Launched in 2007, Safaricom mobile money service M-PESA has catapulted the telco to the global map. M-PESA is crucial, especially in Kenya, as it is the primary platform for transacting for consumers and businesses.
In all, Safaricom has placed itself at the core of the financial industry and Kenya’s economy at large, facilitating P2P, B2B, C2B, B2C, and even payments from the government to citizens – and vice versa.
The mobile money platform is owned by Safaricom and South Africa’s Vodacom, following last year’s IP acquisition from UK’s Vodafone for, reportedly, $13 million.
M-PESA moves over $12 billion(~KES 1.30T) a month. Safaricom CEO Peter Ndegwa revealed these jaw-dropping figures in an interview with CNN. The platform’s major market is, of course, Kenya. Besides Kenya, the mobile money platform is also available in six other African countries; Ghana, Egypt, the Democratic Republic of Congo, Mozambique, Tanzania, and Lesotho.
The mobile money platform had 24.91 million active monthly users, according to Safaricom’s 2020 financial report (PDF), a 10 percent increase from the year prior. Ndegwa says the company serves 38 million customers via data or voice.
The telco’s CEO sees an opportunity to expand beyond these seven markets. Ultimately, M-PESA plans to replicate Kenyan success to the wider and larger African continent.
As one of the company’s most ambitious goals yet, the telco plans to become the mobile money market leader across Africa, home to over 1 billion users.

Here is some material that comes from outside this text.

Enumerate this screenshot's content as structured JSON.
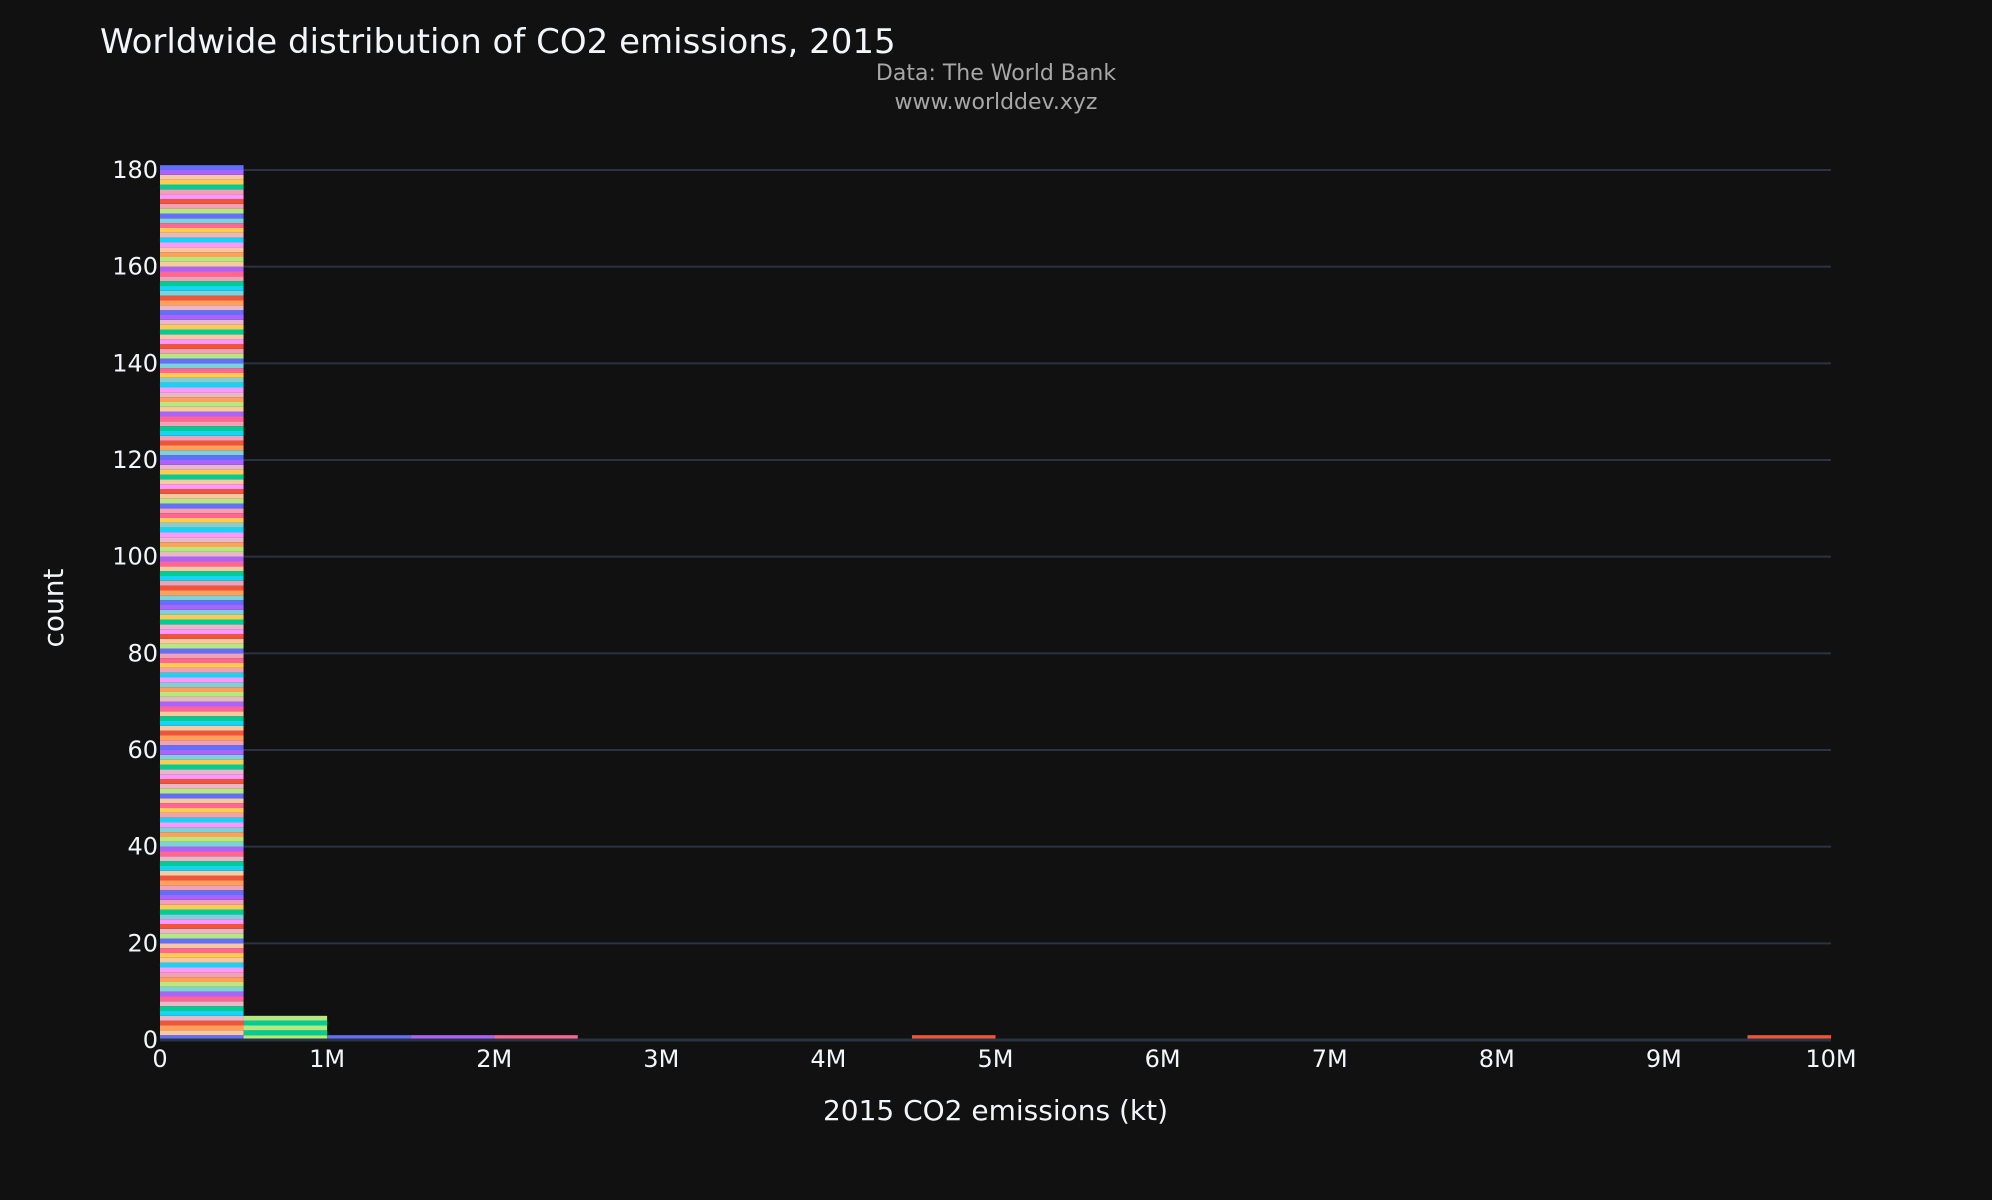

“Our intention is that M-PESA will be the mobile money leader in Africa,” Ndegwa noted. “Absolutely, no question.”
In Kenya, M-PESA is the go-to mobile money transfer platform with a market share of over 98 percent, according to the Jan-March 2020 Sector Statistics report from the Communication Authority of Kenya.
A key part in taking M-PESA across Africa is creating interoperability. The upcoming African Continental Free Trade Area (AfCFTA), a pact between 24 nations to promote intra-Africa trade by reducing friction, is music to the company’s ears and will play a major role in helping the company achieve its ambitious goal.
Ndegwa sees an opportunity in the AfCFTA and is positive about the role of telecom companies in facilitating easier trade among African countries. He said telecom businesses would “make a big difference to free trade in Africa.”
It’s also “about connecting the communication infrastructure and the mobile money infrastructure.”
How Safaricom Plans to Connect Africa via Mobile Money
In the interview with CNN, Ndegwa reveals how the company plans to venture into new African markets. The company has two plans in mind.
First, by going directly to the markets and setting up telecom infrastructure. Secondly, by partnering with other telecom companies across the region. An example of the latter is M-PESA Global’s partnership with Vodacom Tanzania, MTN Rwanda, and MTN Uganda. Through such affiliations, M-PESA users can seamlessly send and receive cash across borders.
Safaricom’s M-PESA Global service already facilities cash transfer across 200 countries thanks to partnerships with a couple of payments companies. Some of its partners include Western Union, WorldRemit, Xpress Money, and MoneyGram.
Interoperability is important for Safaricom, and Ndegwa says they’ve begun to ink deals with different companies to enable seamless cash flow. The international payments giant Visa is one of the company’s partners.
The contractual agreements for interoperability will also enable trade between African countries and reduce the transaction cost between wallets and systems.
To this end, Safaricom CEO says there’s still a lot that needs to be done.